La existencia científica de tres cromosomas en el par G-21 del cariotipo de algunos seres humanos se había denominado síndrome de Down, pero a nivel popular estos seres humanos se conocían por su apariencia física que les confería una cierta semejanza con algunas razas orientales y de ahí, la denominación popular.

Algunas circunstancias particulares de aquel momento de mi vida me impulsaron a dedicarme con especial atención a la creación de un consultorio médico dedicado a orientar a los padres, familiares y educadores profesionales que tenían la responsabilidad de “cultivar” estos seres humanos que parecían orientales y que demostraban una dotación genética distinta a la normal y claramente inferior en cuanto al desarrollo final de diversas cualidades psicobiológicas de gran importancia social.

Cuando tenía muy pocos años, mi tío gravó de forma indeleble el conocimiento de que, de los granos de trigo “escuchimizados” se originaban espigas de poca calidad, pero en el laboratorio de mi maestro en genética, aprendí trabajando con el estudio de los cariotipos, que si optimizábamos artificialmente de manera armónica las cualidades biológicas, bioquímicas y biofísicas del entorno orgánico y psicológico donde tenía que desarrollarse el proyecto genético, se podía mejorar significativamente “el resultado final de la cosecha”.

En los miles de casos que he atendido con niños diagnosticados de trisomía genética (algunos que no presentan la trisomía en el cromosoma G-21), he ido descubriendo que en el caso de los seres humanos con trastornos genéticos, además de mejorar el entorno biológico para adecuarlo lo mejor posible a las necesidades que requiere el desarrollo óptimo del proyecto genético trisómico, era útil, necesario e imprescindible activar, estimular, optimizar, incentivar y mejorar “el resultado final de la cosecha”, con abundantes dosis de expresiones emocionales y de la oferta absoluta de todos los afectos elementales con las motivaciones personales más intensas, sinceras y complacidas. 

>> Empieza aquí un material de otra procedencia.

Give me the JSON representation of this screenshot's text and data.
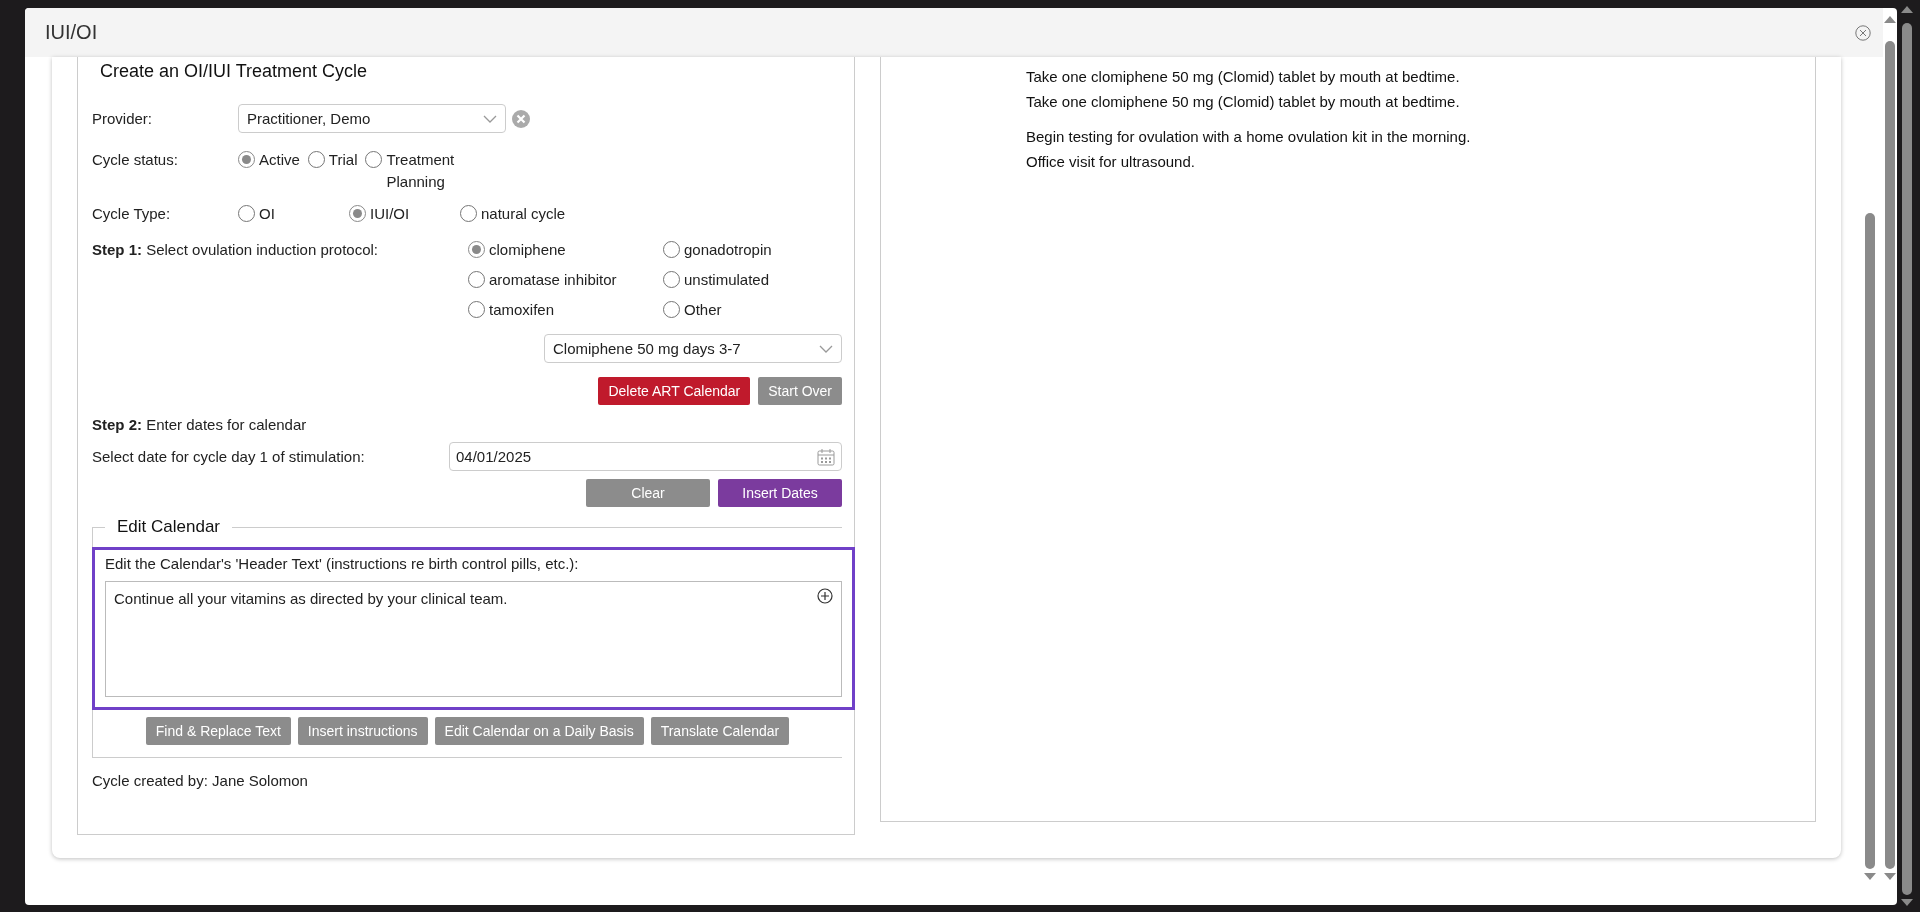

Después de 60 años de ejercicio profesional y hablando en el lenguaje popular, me estoy refiriendo a los achuchones, abrazos, miradas, sentimientos, sonrisas, sensaciones y emociones manifestadas de la manera más expresiva, personal, autentica y complacida. Desde antes de nacer hasta “el día de la despedida”. Hablando como mi tío el agricultor, diría que como el trigo, la despedida se produce “el día de la siega”. Cuando la espiga convertida en gavilla se marcha en el tractor camino del molino de harina.

Como persona y como profesional “cultivador de cerebros”, mi objetivo final, es que el día de la siega, cualquier ser humano, sea cual sea su dotación genética haya llegado a un nivel de desarrollo, que le permita descubrirse a sí mismo a la par que descubre a su CREADOR… ¡¡¡ y enamorarse de ambos!!!

El recién nacido humano además del desarrollo biológico y de todas las funciones orgánicas que aquel desarrollo le concede, es capaz de emocionarse, reconocerse y gozar o sufrir con este conocimiento vivencial; ama, ríe y llora (a veces a la vez), y día a día, va construyendo el conocimiento de su propia identidad (consciencia) a través del desarrollo biológico de su cerebro y del desarrollo psicológico de su personalidad.

En mi profesión de cultivador de cerebros, mi objetivo principal y fundamental no consiste simplemente en desarrollar las funciones sociales incluido lo económico (aunque es uno de los elementos básicos en la construcción de la persona) Desde el principio pretendí, y sigo pretendiendo ser, vivir personalmente y enseñar a todos cuantos quieran aprenderlo, a desarrollar con plena consciencia y máxima fidelidad, la esencia de ser y expresar con dignidad la identidad de hijos de Dios.